Managing the Uncertainty of Legacy Code: Part 1

On June 3, 2020, TechTalk hosted a meetup at which I spoke about managing the various kinds of uncertainty that we routinely encounter on projects that involve legacy code. I presented a handful of ideas for how we might improve our practices related to testing, design, planning, and collaboration. These ideas and practices help us with general software project work, but they help us even more when working with legacy code, since legacy code tends to add significant uncertainty and pressure to every bit of our work. Fortunately, we can build our skill while doing everyday work away from legacy code, then exploit that extra skill when we work with legacy code. Here are some questions that came up during this session and some answers to those questions.

You’ll find the remaining articles in this series here as they are released.

One of the issues is that the legacy code base consists of useful code and dead code and it’s hard to know which is which.

Indeed so. Working with legacy code tends to increase the likelihood of wasting time working with dead code before we feel confident to delete it. I don’t know how to avoid this risk, so I combine monitoring, testing, and microcommitting to mitigate the risk.

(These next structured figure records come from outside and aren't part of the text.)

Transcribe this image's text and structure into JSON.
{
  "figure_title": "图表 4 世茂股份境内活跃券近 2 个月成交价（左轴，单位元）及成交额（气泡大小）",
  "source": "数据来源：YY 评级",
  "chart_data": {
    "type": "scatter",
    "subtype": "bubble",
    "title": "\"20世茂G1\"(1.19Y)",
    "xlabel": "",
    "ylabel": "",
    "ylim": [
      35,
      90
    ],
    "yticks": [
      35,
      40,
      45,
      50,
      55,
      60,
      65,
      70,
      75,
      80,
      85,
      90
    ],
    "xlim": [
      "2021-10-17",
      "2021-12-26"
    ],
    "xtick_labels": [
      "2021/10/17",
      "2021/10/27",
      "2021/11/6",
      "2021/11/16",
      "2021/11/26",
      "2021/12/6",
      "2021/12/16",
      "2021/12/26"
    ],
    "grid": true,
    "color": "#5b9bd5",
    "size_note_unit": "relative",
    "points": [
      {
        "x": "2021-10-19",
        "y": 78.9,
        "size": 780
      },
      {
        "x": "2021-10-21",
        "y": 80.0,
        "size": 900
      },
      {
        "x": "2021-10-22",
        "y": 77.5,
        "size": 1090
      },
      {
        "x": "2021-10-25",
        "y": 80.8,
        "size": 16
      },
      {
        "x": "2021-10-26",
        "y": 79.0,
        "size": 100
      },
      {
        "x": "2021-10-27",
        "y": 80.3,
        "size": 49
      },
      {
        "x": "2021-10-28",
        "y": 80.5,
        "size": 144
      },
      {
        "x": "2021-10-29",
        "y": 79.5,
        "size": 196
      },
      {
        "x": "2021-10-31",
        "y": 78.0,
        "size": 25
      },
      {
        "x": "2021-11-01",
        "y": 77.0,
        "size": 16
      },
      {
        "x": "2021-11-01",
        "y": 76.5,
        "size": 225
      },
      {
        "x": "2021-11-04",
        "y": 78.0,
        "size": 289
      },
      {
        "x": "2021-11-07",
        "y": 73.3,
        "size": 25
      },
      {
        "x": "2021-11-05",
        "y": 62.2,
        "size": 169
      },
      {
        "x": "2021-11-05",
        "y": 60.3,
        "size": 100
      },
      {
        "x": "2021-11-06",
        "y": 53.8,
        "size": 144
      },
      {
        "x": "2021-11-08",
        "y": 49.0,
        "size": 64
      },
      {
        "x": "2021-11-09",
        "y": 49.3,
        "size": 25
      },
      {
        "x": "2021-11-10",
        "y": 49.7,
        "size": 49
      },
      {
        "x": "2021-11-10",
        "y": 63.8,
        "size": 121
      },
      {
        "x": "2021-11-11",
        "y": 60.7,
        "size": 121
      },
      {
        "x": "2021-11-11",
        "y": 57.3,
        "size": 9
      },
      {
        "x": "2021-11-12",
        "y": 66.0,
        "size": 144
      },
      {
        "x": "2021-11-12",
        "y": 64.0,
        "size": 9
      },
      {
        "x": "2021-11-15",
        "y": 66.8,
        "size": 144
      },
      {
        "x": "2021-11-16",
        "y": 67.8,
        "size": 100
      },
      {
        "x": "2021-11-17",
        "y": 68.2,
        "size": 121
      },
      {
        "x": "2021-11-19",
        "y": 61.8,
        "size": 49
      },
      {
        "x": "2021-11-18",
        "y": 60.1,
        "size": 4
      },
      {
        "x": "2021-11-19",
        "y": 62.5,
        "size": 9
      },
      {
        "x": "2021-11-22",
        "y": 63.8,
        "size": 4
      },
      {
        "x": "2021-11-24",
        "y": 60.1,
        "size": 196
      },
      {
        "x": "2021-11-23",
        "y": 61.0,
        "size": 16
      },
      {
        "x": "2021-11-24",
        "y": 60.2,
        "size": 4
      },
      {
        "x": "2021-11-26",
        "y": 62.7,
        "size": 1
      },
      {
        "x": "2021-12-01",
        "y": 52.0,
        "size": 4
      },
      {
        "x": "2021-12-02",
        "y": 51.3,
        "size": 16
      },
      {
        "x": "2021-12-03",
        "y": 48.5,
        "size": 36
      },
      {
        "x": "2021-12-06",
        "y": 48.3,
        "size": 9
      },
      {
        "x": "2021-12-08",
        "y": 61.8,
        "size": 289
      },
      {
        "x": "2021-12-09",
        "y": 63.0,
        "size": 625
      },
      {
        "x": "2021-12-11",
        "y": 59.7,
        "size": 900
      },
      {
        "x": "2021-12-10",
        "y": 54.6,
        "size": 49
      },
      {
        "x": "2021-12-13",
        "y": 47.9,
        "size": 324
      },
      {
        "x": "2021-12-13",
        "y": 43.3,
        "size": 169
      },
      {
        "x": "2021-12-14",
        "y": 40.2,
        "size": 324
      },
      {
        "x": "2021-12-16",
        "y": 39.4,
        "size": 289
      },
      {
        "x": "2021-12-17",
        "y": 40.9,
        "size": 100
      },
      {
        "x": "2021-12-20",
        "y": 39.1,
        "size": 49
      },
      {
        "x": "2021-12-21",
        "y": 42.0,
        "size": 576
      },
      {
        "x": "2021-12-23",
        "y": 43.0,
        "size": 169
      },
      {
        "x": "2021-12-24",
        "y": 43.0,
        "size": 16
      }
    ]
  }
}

Microcommits make it easier to remove code safely because we can recover it more safely. Committing frequently helps, but also committing surgically (the smallest portion of code that we know is dead) and cohesively (portions of code that seem logically related to each other) helps. If our commits are more independent, then it’s easier to move them backward and forward in time, which makes it easier to recover some code that we mistakenly deleted earlier while disturbing the live code less. We will probably never do this perfectly, but smaller and more-cohesive commits make it more likely to succeed. This seems like a special case of the general principle that as I trust my ability to recover from mistakes more, I feel less worried about making mistakes, so I change things more aggressively. When I learned test-driven development in the early years of my career, I noticed that I become much more confident to change things, because I could change them back more safely. Practising test-driven development in general and microcommitting when working with legacy code combine to help the programmer feel more confident to delete code—not only code that seems dead.

Even with all this, you might still feel afraid to delete that code. In that case, you could add “Someone executed this code” logging statements, then monitor the system for those logging statements. You could track the length of time since you last saw each of these “heartbeat” logging messages, then make a guess when it becomes safe to delete that code. You might decide that if nothing has executed that code in 6 months, then you judge it as dead and plan to remove it. This could never give us perfect confidence, but at least it goes beyond guessing to gathering some amount of evidence to support our guesses.

More testing, especially microtesting, puts more positive pressure on the design to become simpler: less duplication, better names, healthier dependencies, more referential transparency. I have noticed a pattern: as I simplify the design, I find it easier to notice parts that look irrelevant and I find it clearer that those parts are indeed dead code. Moreover, sometimes obviously dead code simply appears before my eyes without trying! This makes it safer to delete that code, using the microcommitting and monitoring as a recovery strategy in case I get it wrong.

So not all legacy code adds value to the business… but it is hard to know which part does.

Indeed so. We have to spend time, energy, and money to figure this out. I accept responsibility as a programmer to give the business more options to decide when to keep the more-profitable parts running and to retire the less-profitable parts. As I improve the design of the system, I create more options by making it less expensive to separate and isolate parts of the system from each other, which reduces the cost of replacing or removing various parts. Remember: we refactor in order to reduce volatility in the marginal cost of features, but more-generally in the marginal cost of any changes, which might include strangling a troublesome subsystem or a less-profitable feature area.

The Strangler approach describes incrementally replacing something in place: adding the new thing alongside the old thing, then gradually sending traffic to the new thing until the old thing becomes dead. Refactoring the system to improve the health of the dependencies makes this strangling strategy more effective, which gives the business more options to replace parts of the legacy system as they determine that a replacement would likely generate more profit. As we improve the dependencies within the system, we give the business more options by reducing the size of the smallest part that we’d need to replace. If we make every part of the system easier to replace, then we increase the chances of investing less to replace less-profitable code with more-profitable code.

This illustrates a general principle of risk management: if we don’t know how to reduce the probability of failure, then we try reducing the cost of failure. If we can’t clearly see which parts of the legacy code generate more profit and which ones generate less, then we could instead work to reduce the cost of replacing anything, so that we waste less money trying to replace things. This uses the strategy outlined in Black Swan of accepting small losses more often in order to create the possibility of unplanned large wins.